I find Granger and Lockwood both extremely appealing film personalities, and I loved watching them in Kit and Lissa's story. Patricia Roc, who starred as the sweet young factory worker in MILLIONS LIKE US (1943), gives a multilayered performance, gradually revealing a selfish manipulator under her friendly, ostensibly caring exterior. Tom Walls is also notable as a Yorkshire industrialist in Cornwall on a government mining project, who takes on the roles of both Cupid and the voice of conscience for the three lead characters.

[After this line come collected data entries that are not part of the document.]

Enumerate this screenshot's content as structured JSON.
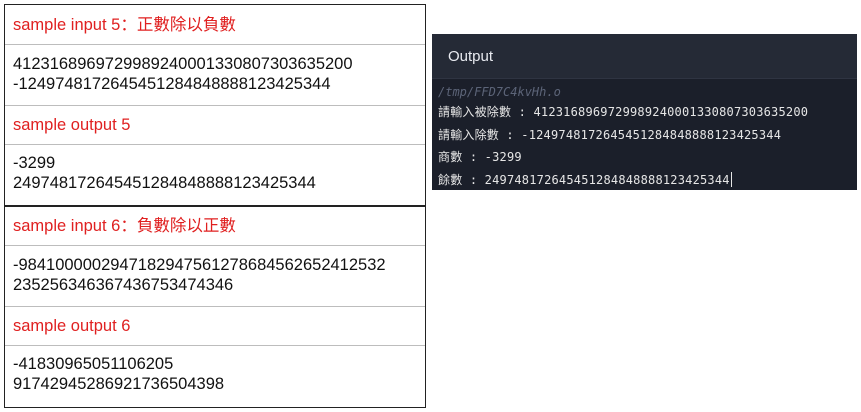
{
  "samples": {
    "group1": {
      "input_label": "sample input 5：正數除以負數",
      "input_lines": [
        "412316896972998924000133080730363520​0",
        "-1249748172645451284848888123425344"
      ],
      "output_label": "sample output 5",
      "output_lines": [
        "-3299",
        "2497481726454512848488881234253​44"
      ]
    },
    "group2": {
      "input_label": "sample input 6：負數除以正數",
      "input_lines": [
        "-98410000029471829475612786845626524125​32",
        "235256346367436753474346"
      ],
      "output_label": "sample output 6",
      "output_lines": [
        "-41830965051106205",
        "91742945286921736504398"
      ]
    }
  },
  "output_panel": {
    "title": "Output",
    "path": "/tmp/FFD7C4kvHh.o",
    "lines": [
      "請輸入被除數 : 4123168969729989240001330807303635200",
      "請輸入除數 : -1249748172645451284848888123425344",
      "商數 : -3299",
      "餘數 : 2497481726454512848488881234253​44"
    ]
  }
}
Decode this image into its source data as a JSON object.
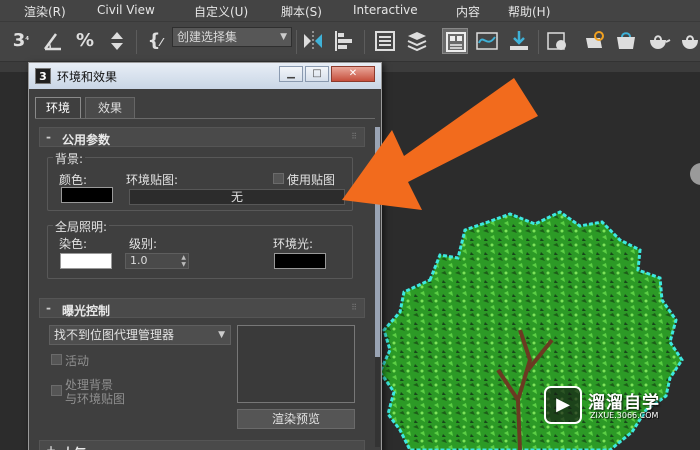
{
  "menubar": {
    "items": [
      "渲染(R)",
      "Civil View",
      "自定义(U)",
      "脚本(S)",
      "Interactive",
      "内容",
      "帮助(H)"
    ]
  },
  "toolbar": {
    "selection_set_placeholder": "创建选择集"
  },
  "dialog": {
    "title": "环境和效果",
    "app_icon_text": "3",
    "tabs": [
      "环境",
      "效果"
    ],
    "common_params": {
      "rollout_title": "公用参数",
      "sign": "-",
      "background": {
        "group_label": "背景:",
        "color_label": "颜色:",
        "env_map_label": "环境贴图:",
        "use_map_label": "使用贴图",
        "map_button": "无",
        "color": "#000000"
      },
      "global_lighting": {
        "group_label": "全局照明:",
        "tint_label": "染色:",
        "level_label": "级别:",
        "level_value": "1.0",
        "ambient_label": "环境光:",
        "tint_color": "#ffffff",
        "ambient_color": "#000000"
      }
    },
    "exposure": {
      "rollout_title": "曝光控制",
      "sign": "-",
      "dropdown_value": "找不到位图代理管理器",
      "active_label": "活动",
      "process_bg_label_1": "处理背景",
      "process_bg_label_2": "与环境贴图",
      "render_preview_button": "渲染预览"
    },
    "atmosphere": {
      "rollout_title": "大气",
      "sign": "+"
    }
  },
  "watermark": {
    "name": "溜溜自学",
    "url": "ZIXUE.3066.COM"
  },
  "colors": {
    "arrow": "#f26b1d",
    "tree_leaf": "#2fa82a",
    "tree_outline": "#3de8e0",
    "dialog_bg": "#3f3f3f"
  }
}
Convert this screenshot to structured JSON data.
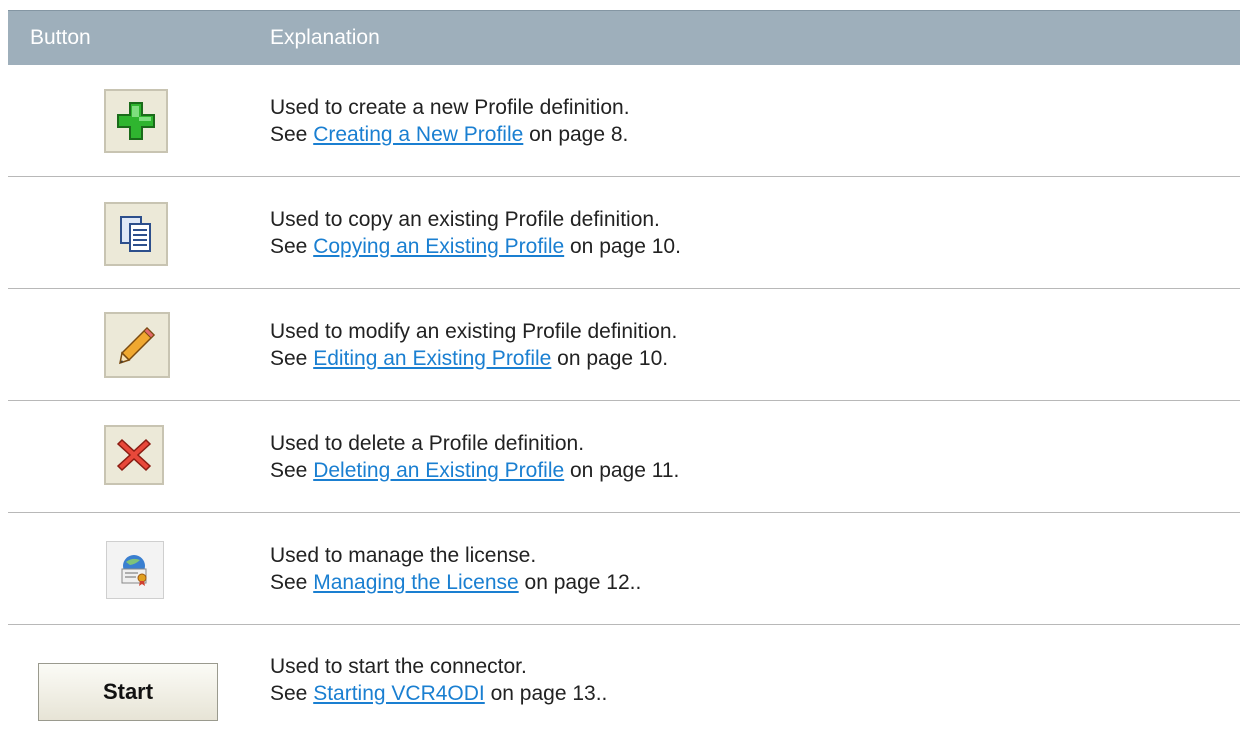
{
  "header": {
    "col_button": "Button",
    "col_explanation": "Explanation"
  },
  "rows": [
    {
      "icon": "add-plus-icon",
      "line1": "Used to create a new Profile definition.",
      "see": "See ",
      "link": "Creating a New Profile",
      "after": " on page 8."
    },
    {
      "icon": "copy-documents-icon",
      "line1": "Used to copy an existing Profile definition.",
      "see": "See ",
      "link": "Copying an Existing Profile",
      "after": " on page 10."
    },
    {
      "icon": "pencil-edit-icon",
      "line1": "Used to modify an existing Profile definition.",
      "see": "See ",
      "link": "Editing an Existing Profile",
      "after": " on page 10."
    },
    {
      "icon": "delete-x-icon",
      "line1": "Used to delete a Profile definition.",
      "see": "See ",
      "link": "Deleting an Existing Profile",
      "after": " on page 11."
    },
    {
      "icon": "license-certificate-icon",
      "line1": "Used to manage the license.",
      "see": "See ",
      "link": "Managing the License",
      "after": " on page 12.."
    },
    {
      "icon": "start-button",
      "button_label": "Start",
      "line1": "Used to start the connector.",
      "see": "See ",
      "link": "Starting VCR4ODI",
      "after": " on page 13.."
    }
  ]
}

This seems to be my week for watching love stories featuring heroines with dire health conditions, as that was also a theme of the excellent EMBRACEABLE YOU (1948). It's of note that music plays an essential role in both of these films, whether it's Gershwin and other standards heard on the soundtrack of EMBRACEABLE YOU or the haunting "Cornish Rhapsody" composed by Hubert Bath for LOVE STORY. The films also share an admirable sense of emotional restraint and are moving without being mawkish or syrupy. The films may sound like they are downers, but I found just the opposite was true: they were both uplifting movies which I'll be wanting to watch again in the future.
A solo performance of "Cornish Rhapsody" may be heard on YouTube here. (Harriet Cohen dubs Lockwood's playing in the film.) "Cornish Rhapsody" has been recorded multiple times since it was first heard in LOVE STORY, including on the album WARSAW CONCERTO AND OTHER PIANO CONCERTOS FROM THE MOVIES.

It's a shame that this film isn't available on video or DVD in the United States. It's been released on DVD in the UK multiple times; the copy I watched was part of the wonderful 12-film Stewart Granger Collection, released on Region 2 DVD. The print is in need of restoration, as it has noticeable minor flaws and scratches, but it is otherwise a sharp print of relatively good quality.
It's also part of the Region 2 Margaret Lockwood Collection.